Girlchild: A Novel
By Tupelo Hassman
277 pp. Farrar, Straus and Giroux. $24.
In her debut novel, Girlchild, the improbably named Tupelo Hassman tells the story of Rory Dawn Hendrix, a girl in her early teens who lives with her mother in a trailer park in Reno, Nevada. The Hendrixes exist near the bottom of the social order, living their lives between a Nobility trailer, a truck stop, and one of the myriad casinos that pepper Reno. Their lives are focused almost entirely on survival, and the conditions under which they live are bleak.
The Hendrixes and their neighbors are, in other words, a group that most of the civilized world has given up on. Even their neighborhood, which Rory refers to as “the Calle” throughout the novel holds in its history a promise and a betrayal:
At the first curve off the I-395 a promise was erected of what was to come, bold white letters against a gold background, calle de las flores—come home to the new west. But soon after the first sewer lines were laid down and the first power lines were run up, the investors backed out because the Biggest Little City in the World was found to be exactly that, too little. With its dry, harsh climate and harsher reputation, Reno could not support suburbs of a middle-class kind, and the new home buyers needed to make the Calle’s property values thrive never arrived. Once the big money figured that out, the big money said adios and Calle de las Flores ended before it’d begun.
Eventually, “de las Flores”—“of flowers”—rots off the sign, and all that’s left is the “Calle,” suggesting that the characters who people this novel live out on the street, regardless of how warm their trailers get.
Even so, Rory and her mother and grandmother are for a time able to form a sort of feminine bower out in the high desert, with most men being unnamed, absent, or ineffectual. And yet it seems that the Hendrixes have tragedy and poverty in their bloodline, making it only a matter of time until what sad and miniature blisses they can form in the Calle are blown to pieces.
This description makes Girlchild sound either like poverty porn or like a vehicle for Oprah Winfrey-style uplift.
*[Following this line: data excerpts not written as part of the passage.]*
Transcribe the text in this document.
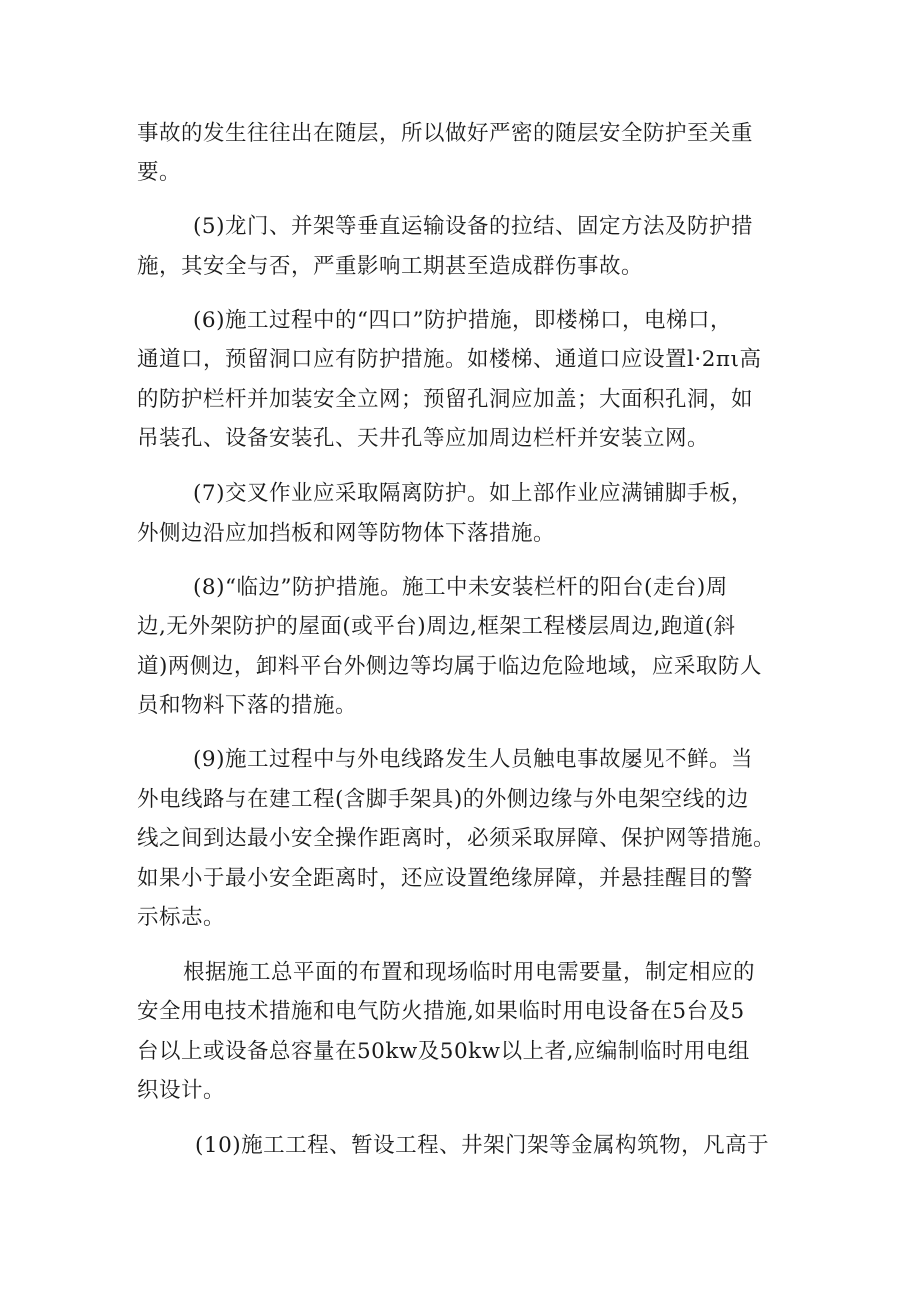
事故的发生往往出在随层，所以做好严密的随层安全防护至关重

要。

(5)龙门、并架等垂直运输设备的拉结、固定方法及防护措

施，其安全与否，严重影响工期甚至造成群伤事故。

(6)施工过程中的“四口”防护措施，即楼梯口，电梯口，

通道口，预留洞口应有防护措施。如楼梯、通道口应设置l·2πι高

的防护栏杆并加装安全立网；预留孔洞应加盖；大面积孔洞，如

吊装孔、设备安装孔、天井孔等应加周边栏杆并安装立网。

(7)交叉作业应采取隔离防护。如上部作业应满铺脚手板，

外侧边沿应加挡板和网等防物体下落措施。

(8)“临边”防护措施。施工中未安装栏杆的阳台(走台)周

边,无外架防护的屋面(或平台)周边,框架工程楼层周边,跑道(斜

道)两侧边，卸料平台外侧边等均属于临边危险地域，应采取防人

员和物料下落的措施。

(9)施工过程中与外电线路发生人员触电事故屡见不鲜。当

外电线路与在建工程(含脚手架具)的外侧边缘与外电架空线的边

线之间到达最小安全操作距离时，必须采取屏障、保护网等措施。

如果小于最小安全距离时，还应设置绝缘屏障，并悬挂醒目的警

示标志。

根据施工总平面的布置和现场临时用电需要量，制定相应的

安全用电技术措施和电气防火措施,如果临时用电设备在5台及5

台以上或设备总容量在50kw及50kw以上者,应编制临时用电组

织设计。

(10)施工工程、暂设工程、井架门架等金属构筑物，凡高于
Hassman flirts with the latter, and at times her novel threatens to collapse into sentimentality and melodrama. She is saved by a streak of experimentalism that runs throughout the book, which features very short chapters written in a variety of styles. The major voice is Rory’s, of course, which at its best recalls Alice Walker’s Celie in its simplicity and pathos—but other chapters are composed as dispassionate sociology, blackly humorous mathematical equations, and parodies of the language of the Girl Scout handbook. Hassman’s narration stubbornly refuses to stand still, much to its credit.
The charge of poverty porn, meanwhile, shouldn’t gain much traction among people who read the novel. Hassman refuses either to romanticize the lives of her characters or to gawk at them. We’re invited into Rory’s world, and we see things that horrify and delight us, but Hassman loves and understands these people too well to allow us to treat them like tourist attractions.
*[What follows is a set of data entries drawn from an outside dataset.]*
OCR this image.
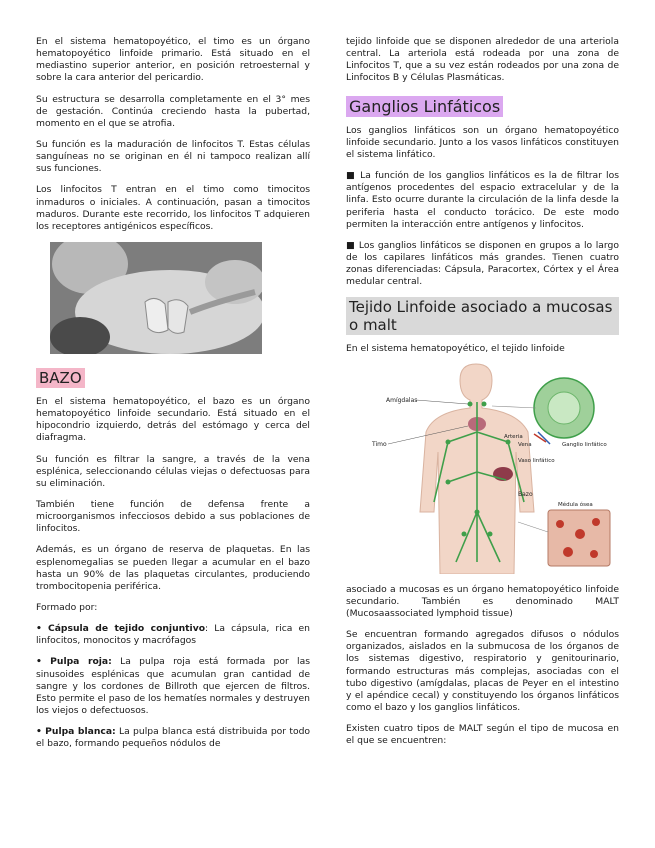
En el sistema hematopoyético, el timo es un órgano hematopoyético linfoide primario. Está situado en el mediastino superior anterior, en posición retroesternal y sobre la cara anterior del pericardio.

Su estructura se desarrolla completamente en el 3° mes de gestación. Continúa creciendo hasta la pubertad, momento en el que se atrofia.

Su función es la maduración de linfocitos T. Estas células sanguíneas no se originan en él ni tampoco realizan allí sus funciones.

Los linfocitos T entran en el timo como timocitos inmaduros o iniciales. A continuación, pasan a timocitos maduros. Durante este recorrido, los linfocitos T adquieren los receptores antigénicos específicos.

BAZO

En el sistema hematopoyético, el bazo es un órgano hematopoyético linfoide secundario. Está situado en el hipocondrio izquierdo, detrás del estómago y cerca del diafragma.

Su función es filtrar la sangre, a través de la vena esplénica, seleccionando células viejas o defectuosas para su eliminación.

También tiene función de defensa frente a microorganismos infecciosos debido a sus poblaciones de linfocitos.

Además, es un órgano de reserva de plaquetas. En las esplenomegalias se pueden llegar a acumular en el bazo hasta un 90% de las plaquetas circulantes, produciendo trombocitopenia periférica.

Formado por:

• Cápsula de tejido conjuntivo: La cápsula, rica en linfocitos, monocitos y macrófagos

• Pulpa roja: La pulpa roja está formada por las sinusoides esplénicas que acumulan gran cantidad de sangre y los cordones de Billroth que ejercen de filtros. Esto permite el paso de los hematíes normales y destruyen los viejos o defectuosos.

• Pulpa blanca: La pulpa blanca está distribuida por todo el bazo, formando pequeños nódulos de

tejido linfoide que se disponen alrededor de una arteriola central. La arteriola está rodeada por una zona de Linfocitos T, que a su vez están rodeados por una zona de Linfocitos B y Células Plasmáticas.

Ganglios Linfáticos

Los ganglios linfáticos son un órgano hematopoyético linfoide secundario. Junto a los vasos linfáticos constituyen el sistema linfático.

■ La función de los ganglios linfáticos es la de filtrar los antígenos procedentes del espacio extracelular y de la linfa. Esto ocurre durante la circulación de la linfa desde la periferia hasta el conducto torácico. De este modo permiten la interacción entre antígenos y linfocitos.

■ Los ganglios linfáticos se disponen en grupos a lo largo de los capilares linfáticos más grandes. Tienen cuatro zonas diferenciadas: Cápsula, Paracortex, Córtex y el Área medular central.

Tejido Linfoide asociado a mucosas o malt

En el sistema hematopoyético, el tejido linfoide

Amígdalas
Timo
Arteria
Vena	Ganglio linfático
Vaso linfático
Bazo
Médula ósea

asociado a mucosas es un órgano hematopoyético linfoide secundario. También es denominado MALT (Mucosaassociated lymphoid tissue)

Se encuentran formando agregados difusos o nódulos organizados, aislados en la submucosa de los órganos de los sistemas digestivo, respiratorio y genitourinario, formando estructuras más complejas, asociadas con el tubo digestivo (amígdalas, placas de Peyer en el intestino y el apéndice cecal) y constituyendo los órganos linfáticos como el bazo y los ganglios linfáticos.

Existen cuatro tipos de MALT según el tipo de mucosa en el que se encuentren:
And yet, while Girlchild is an emotionally rich and moving novel, Hassman cannot quite hold onto it. She introduces elements—child molestation, girl scouts, the sad case of Vivian Buck, who was sterilized for being “feeble-minded”—in a way that suggests she intends to wrap them all together, and yet these connections never get made. Rory’s autobiography remains a bit of a jumble, not in the skillful way suggested by the changing narration, but in a way that suggests Hassman wanted to include everything she possibly could. This is not an uncommon problem among first-time novelists, of course, and Hassman clearly has a great deal of talent.
In the end, Girlchild is at its most effective in its emotional fullness and in its ability to stir reader sympathy for a group that most novelists largely stay away from—the group of lower-class whites often pejoratively called “trailer trash.” Hassman’s deep understanding of and clear affection for even the most indolent people in the Calle raises them into the subject of something approaching high art.